La dialectique de l’universel et du particulier doit être pensée en même temps que la dialectique du singulier et du pluriel, encore plus importante car elle concerne le dialogue des civilisations. Bernard Bourdin explique que le particulier donne à penser une culture nationale homogène, engendrée par une histoire non moins homogène. C’est ce qui inspire les aimables bavardages sur “l’âme des peuples” mais aussi les clôtures identitaires sur des schémas réducteurs de l’histoire et des sociétés. Or les nations européennes se singularisent par de très nombreux courants, complexes et souvent contradictoires, dans tous les domaines de l’activité. Il importe de reconnaître cette pluralité, pour mieux nous comprendre et pour enrichir la singularité européenne. C’est en cultivant cette singularité que l’on peut réactiver la civilisation européenne sans l’opposer aux autres civilisations. Bernard Bourdin précise que “Si le politique a besoin d’espace particulier pour faire exister des nations (qui par définition ne peuvent pas être universelles), il a aussi besoin d’un ancrage culturel, singulier et pluriel, confronté à d’autres espaces politiques reposant sur d’autres singularités culturelles. En d’autres termes, le singulier et le pluriel transcendent l’universel et le particulier”.
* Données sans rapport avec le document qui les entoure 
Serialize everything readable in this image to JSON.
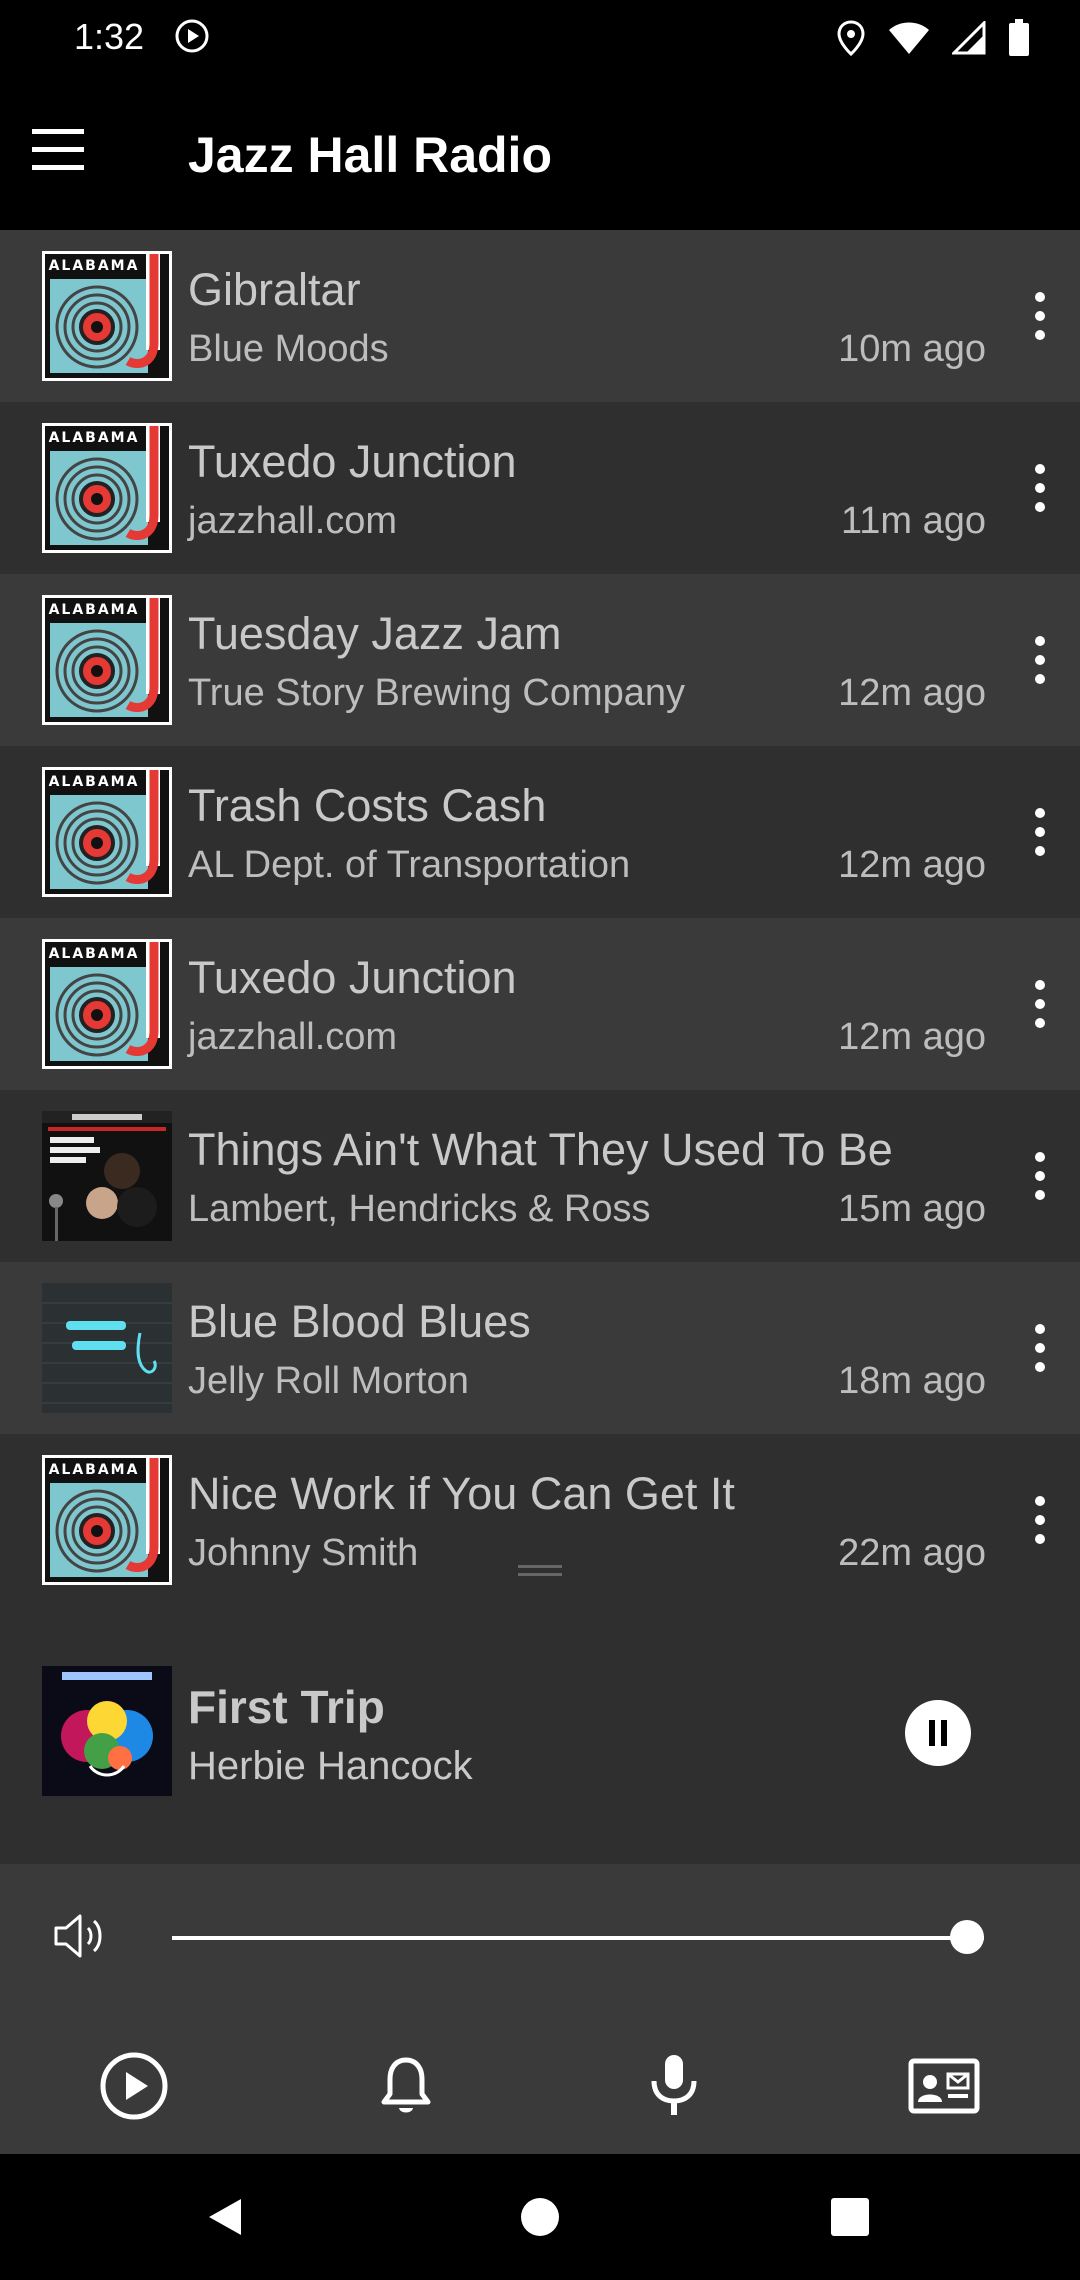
{
  "status_bar": {
    "time": "1:32"
  },
  "app_bar": {
    "title": "Jazz Hall Radio"
  },
  "tracks": [
    {
      "title": "Gibraltar",
      "artist": "Blue Moods",
      "time": "10m ago",
      "art": "alabama-jazz-logo"
    },
    {
      "title": "Tuxedo Junction",
      "artist": "jazzhall.com",
      "time": "11m ago",
      "art": "alabama-jazz-logo"
    },
    {
      "title": "Tuesday Jazz Jam",
      "artist": "True Story Brewing Company",
      "time": "12m ago",
      "art": "alabama-jazz-logo"
    },
    {
      "title": "Trash Costs Cash",
      "artist": "AL Dept. of Transportation",
      "time": "12m ago",
      "art": "alabama-jazz-logo"
    },
    {
      "title": "Tuxedo Junction",
      "artist": "jazzhall.com",
      "time": "12m ago",
      "art": "alabama-jazz-logo"
    },
    {
      "title": "Things Ain't What They Used To Be",
      "artist": "Lambert, Hendricks & Ross",
      "time": "15m ago",
      "art": "lambert-hendricks-ross-cover"
    },
    {
      "title": "Blue Blood Blues",
      "artist": "Jelly Roll Morton",
      "time": "18m ago",
      "art": "jelly-roll-morton-cover"
    },
    {
      "title": "Nice Work if You Can Get It",
      "artist": "Johnny Smith",
      "time": "22m ago",
      "art": "alabama-jazz-logo"
    }
  ],
  "logo_text": "ALABAMA",
  "now_playing": {
    "title": "First Trip",
    "artist": "Herbie Hancock",
    "art": "herbie-hancock-cover",
    "state": "playing"
  },
  "volume": {
    "level": 1.0
  },
  "bottom_nav": [
    {
      "name": "play",
      "icon": "play-circle-icon"
    },
    {
      "name": "alerts",
      "icon": "bell-icon"
    },
    {
      "name": "voice",
      "icon": "microphone-icon"
    },
    {
      "name": "contact",
      "icon": "contact-card-icon"
    }
  ],
  "colors": {
    "row_light": "#3a3a3a",
    "row_dark": "#2f2f2f",
    "logo_red": "#e53935",
    "logo_teal": "#7fc7cf"
  }
}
Cette réflexion éclaire un débat immense et crucial, qui se tient pour le moment dans les séminaires et colloques universitaires ou dans quelques sociétés de pensée, loin des projecteurs médiatiques. Débat immense puisqu’il conduit à envisager toutes les grandes civilisations, dans un effort qui ne sera jamais achevé. Débat crucial puisqu’il permet de maintenir et de renforcer des relations culturelles entre des nations qui se font la guerre en Europe (la Russie et l’Ukraine directement, les Etats ouest-européens et la Russie indirectement) et entre des empires qui sont en rivalité économique et géostratégique : les Etats-Unis et la Chine. Sur notre continent, la particularité russe offre assez de traits pluriels (religieux, littéraires, idéologiques) pour que l’Europe occidentale puisse maintenir le dialogue avec un pays qui est profondément marqué par le christianisme, par la philosophie et l’architecture occidentales et, désormais, par le mode de vie américain. Il est bon de rappeler que les professeurs, les étudiants et les lycéens français n’ont cessé d’enseigner ou d’étudier la philosophie allemande tout au long du conflit politico-militaire entre la France et l’Allemagne : Kant après 1870 comme pendant l’entre-deux-guerres et après ; Hegel avant et surtout après la Deuxième Guerre mondiale ; Heidegger après 1945… Toute pluralité implique des ouvertures permanentes sur le monde et d’infinis jeux d’influences qui permettent de faire vivre le dialogue des civilisations.
Les guerres et les violences techno-capitalistes relèguent dans les souterrains des sociétés post-modernes les acteurs du dialogue des civilisations. A lire Bernard Bourdin, la mondialisation néolibérale continuera de produire ses effets désastreux tant que deux révolutions ne seront pas accomplies.
La première consiste à inverser l’ordre des priorités : d’abord la Culture qui donne le sens de l’action collective, ensuite le Politique qui met en œuvre les principes communs, enfin l’Economie mise au service de la collectivité politique.
La seconde procède d’un messianisme chrétien qui pourrait prévaloir sur la volonté de puissance étatique selon les vertus théologales. Une Ekklesia fidèle au récit fondateur de la Pentecôte pourrait se présenter comme modèle de décoïncidence en montrant qu’elle n’est pas de ce monde par la Foi et l’Espérance, et qu’elle est de ce monde dans la Charité. C’est appeler à une révolution dans l’Eglise – mais pas contre l’Eglise puisque son rôle médiateur, dans l’ordre spirituel, n’est pas contesté. Dès lors, un dialogue pourrait s’engager entre la politeia ecclésiale et la politeia étatique sans que les institutions politiques aient à craindre une emprise religieuse puisque le Politique est d’emblée reconnu dans son autonomie, acquise de haute lutte contre l’Eglise.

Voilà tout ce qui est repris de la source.